# Disabling Raid in BIOS



## Legend1673 (Oct 21, 2009)

If this is posted in the wrong forum, please let me know.

I have a Dell OPTIPLEX 755 running XP Pro with 2 mirrored hard drives running RAID. 

The computer crashed which required a reinstall of WindowsXP.

Since I couldn't afford to lose the data on the hard drives, Dell tech support told me to physically disconnect one of the hard drives (HD#2) and then reinstall Windows with only the one hard drive installed (HD#1). They said once Windows was re-installed to disable RAID in the BIOS and then reconnect the 2nd hard drive and use it as a 2nd drive to transfer the needed data (setup as C:\ and D:\) 

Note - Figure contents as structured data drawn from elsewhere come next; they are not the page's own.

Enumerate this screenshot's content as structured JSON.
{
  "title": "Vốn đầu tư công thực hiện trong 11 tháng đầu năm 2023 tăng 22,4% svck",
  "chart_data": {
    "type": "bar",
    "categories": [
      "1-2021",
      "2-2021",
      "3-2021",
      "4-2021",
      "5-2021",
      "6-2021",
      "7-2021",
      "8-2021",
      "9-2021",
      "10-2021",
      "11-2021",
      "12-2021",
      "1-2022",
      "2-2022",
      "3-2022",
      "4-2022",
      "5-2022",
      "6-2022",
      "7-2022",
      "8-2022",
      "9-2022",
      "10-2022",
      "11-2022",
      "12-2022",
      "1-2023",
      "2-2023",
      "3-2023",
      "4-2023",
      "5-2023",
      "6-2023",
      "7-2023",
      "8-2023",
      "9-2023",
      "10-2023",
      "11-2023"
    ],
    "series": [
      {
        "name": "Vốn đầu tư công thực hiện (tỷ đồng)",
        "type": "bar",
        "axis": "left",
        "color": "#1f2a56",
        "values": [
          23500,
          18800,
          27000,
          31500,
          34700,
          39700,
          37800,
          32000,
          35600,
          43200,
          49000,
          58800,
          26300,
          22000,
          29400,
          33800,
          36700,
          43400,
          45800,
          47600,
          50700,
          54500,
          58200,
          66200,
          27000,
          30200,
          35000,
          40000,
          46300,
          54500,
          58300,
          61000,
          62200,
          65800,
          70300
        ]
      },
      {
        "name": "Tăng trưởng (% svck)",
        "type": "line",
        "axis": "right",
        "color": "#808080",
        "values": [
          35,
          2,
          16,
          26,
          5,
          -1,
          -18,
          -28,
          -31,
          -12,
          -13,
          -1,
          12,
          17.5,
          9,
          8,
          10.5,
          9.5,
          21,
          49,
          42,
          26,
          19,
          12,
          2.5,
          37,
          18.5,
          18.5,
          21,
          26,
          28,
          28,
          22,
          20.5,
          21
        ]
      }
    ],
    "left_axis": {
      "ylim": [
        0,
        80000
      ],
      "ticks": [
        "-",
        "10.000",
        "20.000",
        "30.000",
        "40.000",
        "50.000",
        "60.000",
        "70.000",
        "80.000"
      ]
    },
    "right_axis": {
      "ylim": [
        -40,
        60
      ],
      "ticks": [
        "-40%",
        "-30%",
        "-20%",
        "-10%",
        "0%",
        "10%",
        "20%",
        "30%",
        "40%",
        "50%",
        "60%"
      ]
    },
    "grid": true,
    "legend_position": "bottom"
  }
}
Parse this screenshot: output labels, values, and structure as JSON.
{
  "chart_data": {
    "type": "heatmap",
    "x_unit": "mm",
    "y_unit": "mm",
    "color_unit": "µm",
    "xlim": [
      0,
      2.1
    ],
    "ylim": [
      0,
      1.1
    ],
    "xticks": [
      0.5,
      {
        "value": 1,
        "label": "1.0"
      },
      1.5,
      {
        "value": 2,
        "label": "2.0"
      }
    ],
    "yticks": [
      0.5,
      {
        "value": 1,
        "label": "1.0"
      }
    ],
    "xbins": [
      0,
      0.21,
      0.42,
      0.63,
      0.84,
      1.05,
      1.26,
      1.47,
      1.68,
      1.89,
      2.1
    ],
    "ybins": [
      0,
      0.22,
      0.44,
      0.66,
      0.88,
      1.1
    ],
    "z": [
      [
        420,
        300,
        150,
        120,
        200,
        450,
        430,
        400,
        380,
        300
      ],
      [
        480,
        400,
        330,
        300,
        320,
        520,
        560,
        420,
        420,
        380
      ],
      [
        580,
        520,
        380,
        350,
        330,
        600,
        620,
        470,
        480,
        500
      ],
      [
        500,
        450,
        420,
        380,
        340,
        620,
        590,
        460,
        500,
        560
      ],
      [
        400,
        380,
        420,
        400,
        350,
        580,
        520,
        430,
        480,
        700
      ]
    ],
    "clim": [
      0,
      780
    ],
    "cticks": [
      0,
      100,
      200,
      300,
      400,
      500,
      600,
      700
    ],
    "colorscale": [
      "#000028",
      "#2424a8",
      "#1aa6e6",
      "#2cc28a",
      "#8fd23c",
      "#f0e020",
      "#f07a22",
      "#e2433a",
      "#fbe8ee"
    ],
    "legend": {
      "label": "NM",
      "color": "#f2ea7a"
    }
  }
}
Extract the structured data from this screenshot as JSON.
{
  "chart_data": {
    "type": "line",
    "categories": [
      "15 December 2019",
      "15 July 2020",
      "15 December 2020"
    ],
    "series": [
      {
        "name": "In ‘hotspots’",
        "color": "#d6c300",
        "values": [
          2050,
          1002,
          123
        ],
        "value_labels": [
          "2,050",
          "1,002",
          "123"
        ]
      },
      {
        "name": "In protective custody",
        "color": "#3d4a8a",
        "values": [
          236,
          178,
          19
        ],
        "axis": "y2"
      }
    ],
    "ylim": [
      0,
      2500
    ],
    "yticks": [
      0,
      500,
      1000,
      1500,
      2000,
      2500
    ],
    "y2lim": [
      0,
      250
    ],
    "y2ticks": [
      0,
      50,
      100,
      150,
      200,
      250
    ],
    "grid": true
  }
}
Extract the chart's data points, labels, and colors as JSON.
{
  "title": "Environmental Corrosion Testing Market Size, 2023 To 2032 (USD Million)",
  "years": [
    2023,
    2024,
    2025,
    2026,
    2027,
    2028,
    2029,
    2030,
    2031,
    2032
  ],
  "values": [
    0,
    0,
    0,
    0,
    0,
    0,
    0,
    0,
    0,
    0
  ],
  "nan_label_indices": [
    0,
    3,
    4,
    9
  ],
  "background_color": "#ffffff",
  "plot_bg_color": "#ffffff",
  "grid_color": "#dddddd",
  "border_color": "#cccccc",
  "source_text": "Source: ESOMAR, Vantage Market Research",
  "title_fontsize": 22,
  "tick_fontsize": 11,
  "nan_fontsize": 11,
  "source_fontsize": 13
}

Problem is I can't figure out how to disable RAID. When I enter the BIOS settings (F2) I have 3 options:
1. Raid Autodetect / AHCI - RAID if signed drives, otherwise AHCI
2. Raid Autodetect / ATA - RAID if signed drives, otherwise AHCI
3. Raid ON

Any help on what I should do??

Thanks,
Jeff


----------



## IT-Tech (Oct 12, 2009)

Hi and welcome

I just looked at the user manual for this system. According to the documentation you will have to set your RAID to #2 - This will check for a signed drives and if it doesn't find them it will go to ATA mode.

Link to user manual:
http://support.dell.com/support/edocs/systems/op755/en/index.htm

Thanks!


----------